Opinión

José Manuel Murgoitio

Terca esperanza

6 de mayo de 2019

Desde el pasado 28 de abril estamos condenados, al parecer sin remedio, a una nueva reforma educativa. Quizás un nuevo motivo para la desesperanza en nuestra tarea educativa. Pero donde hay una escuela, hay esperanza. Por eso, más que programas de innovación, lo que en los momentos actuales necesita el mundo de la educación y, particularmente la escuela católica, es esperanza.
Benedicto XVI ya consideró la esperanza como uno de los elementos constitutivos de la educación en los que reside precisamente su propio futuro como auténtico instrumento de progreso personal y comunitario. “Solo una esperanza fiable puede ser el alma de la educación, como de toda la vida (…). Precisamente de aquí nace la dificultad tal vez más profunda para una verdadera obra educativa, pues en la raíz de la crisis de la educación hay una crisis en la confianza de la vida” (Mensaje a la Diócesis de Roma sobre la tarea urgente de la educación, 2008).
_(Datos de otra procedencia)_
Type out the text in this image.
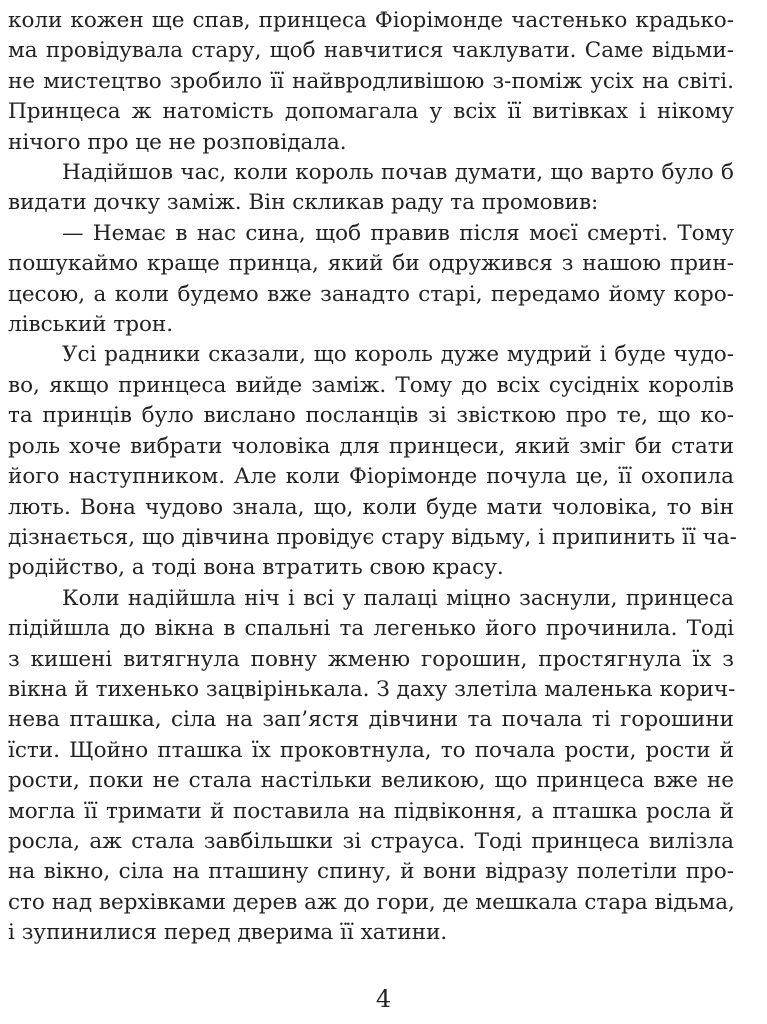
коли кожен ще спав, принцеса Фіорімонде частенько крадько-
ма провідувала стару, щоб навчитися чаклувати. Саме відьми-
не мистецтво зробило її найвродливішою з-поміж усіх на світі.
Принцеса ж натомість допомагала у всіх її витівках і нікому
нічого про це не розповідала.
Надійшов час, коли король почав думати, що варто було б
видати дочку заміж. Він скликав раду та промовив:
— Немає в нас сина, щоб правив після моєї смерті. Тому
пошукаймо краще принца, який би одружився з нашою прин-
цесою, а коли будемо вже занадто старі, передамо йому коро-
лівський трон.
Усі радники сказали, що король дуже мудрий і буде чудо-
во, якщо принцеса вийде заміж. Тому до всіх сусідніх королів
та принців було вислано посланців зі звісткою про те, що ко-
роль хоче вибрати чоловіка для принцеси, який зміг би стати
його наступником. Але коли Фіорімонде почула це, її охопила
лють. Вона чудово знала, що, коли буде мати чоловіка, то він
дізнається, що дівчина провідує стару відьму, і припинить її ча-
родійство, а тоді вона втратить свою красу.
Коли надійшла ніч і всі у палаці міцно заснули, принцеса
підійшла до вікна в спальні та легенько його прочинила. Тоді
з кишені витягнула повну жменю горошин, простягнула їх з
вікна й тихенько зацвірінькала. З даху злетіла маленька корич-
нева пташка, сіла на зап’ястя дівчини та почала ті горошини
їсти. Щойно пташка їх проковтнула, то почала рости, рости й
рости, поки не стала настільки великою, що принцеса вже не
могла її тримати й поставила на підвіконня, а пташка росла й
росла, аж стала завбільшки зі страуса. Тоді принцеса вилізла
на вікно, сіла на пташину спину, й вони відразу полетіли про-
сто над верхівками дерев аж до гори, де мешкала стара відьма,
і зупинилися перед дверима її хатини.
4
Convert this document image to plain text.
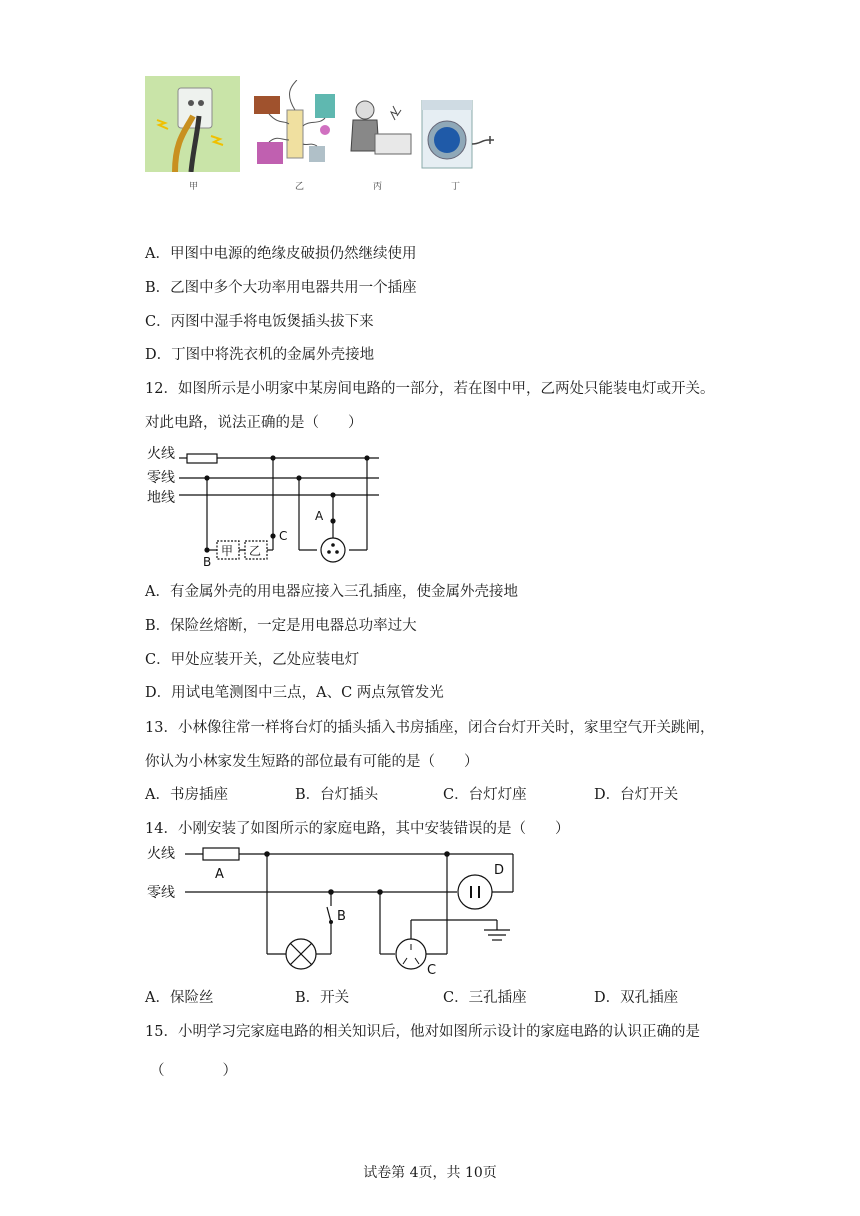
甲	乙	丙	丁
A．甲图中电源的绝缘皮破损仍然继续使用
B．乙图中多个大功率用电器共用一个插座
C．丙图中湿手将电饭煲插头拔下来
D．丁图中将洗衣机的金属外壳接地
12．如图所示是小明家中某房间电路的一部分，若在图中甲，乙两处只能装电灯或开关。
对此电路，说法正确的是（　　）
火线
零线
地线
B
甲 乙
C
A
A．有金属外壳的用电器应接入三孔插座，使金属外壳接地
B．保险丝熔断，一定是用电器总功率过大
C．甲处应装开关，乙处应装电灯
D．用试电笔测图中三点，A、C 两点氖管发光
13．小林像往常一样将台灯的插头插入书房插座，闭合台灯开关时，家里空气开关跳闸，
你认为小林家发生短路的部位最有可能的是（　　）
A．书房插座	B．台灯插头	C．台灯灯座	D．台灯开关
14．小刚安装了如图所示的家庭电路，其中安装错误的是（　　）
火线
零线
A
B
C
D
A．保险丝	B．开关	C．三孔插座	D．双孔插座
15．小明学习完家庭电路的相关知识后，他对如图所示设计的家庭电路的认识正确的是
（　　　　）
试卷第 4页，共 10页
Una crisis que, en el fondo, no es sino una falta de confianza en Dios.
Si repensamos la educación como un proceso de crecimiento personal y no como un mero producto, la esperanza se nos aparece a los educadores como “la sustancia misma del empeño de todo educador, porque consagramos nuestras propias manos a algo cuyos resultados no se ven inmediatamente” (Mons. J.M. Bergoglio. Mensaje a las comunidades educativas en la Cuaresma del año jubilar, 2000).
La escuela católica, los educadores que en ella trabajan, como recuerda el Santo Padre, estamos llamados a sembrar sin esperar recoger en la inmediatez. Solo podemos esperar sembrar sin esperar, muchas veces, recoger. De ahí que en numerosas ocasiones nos pueda el desasosiego, el desaliento y la falta de esperanza en una acción educativa que pretendemos sea humanizadora, transformadora, arraigada en la realidad de la existencia humana, de la persona y de sus problemas más profundos.
Pero, pese a todo ello, como nos anima Francisco, “no nos dejemos robar la esperanza” en la educación (Evangelii gaudium n. 86). Estamos llamados a no perder la esperanza frente al mundo global de hoy. “Globalizar la esperanza y sostener las esperanzas de la globalización son compromisos fundamentales en la misión de la educación católica” afirmaba el Papa en su Discurso a los miembros de la Fundación Gravissimum Elducationis en el año 2018.
Una educación que, más allá de programas de innovación, de diseños curriculares novedosos, de competencias digitales e inmersiones lingüísticas, del “flipped classroom” y de las inteligencias múltiples, forme en lo que realmente importa; que aporte sabiduría a los alumnos para discernir en su vida el sentido de lo verdadero, del bien y de lo bello. Porque lo que necesitan los jóvenes son, curiosamente, lugares de esperanza, espacios creíbles, certezas sobre las que enraizar su propia vida, “raíces desde donde sujetarse para que puedan llegar al cielo” (Francisco. Vigilia con los jóvenes. XXXIV Jornada Mundial de la Juventud, 2019).
Por eso, frente a las dificultades de toda índole, la escuela católica y cuantos trabajamos en ella hemos de mantener una terca esperanza en una educación que sea “un crecer como adultos maduros que pueden ver el mundo a través de la mirada de Jesús y comprender la vida como una llamada a servir a Dios” (Francisco. Amoris laetitia n. 279).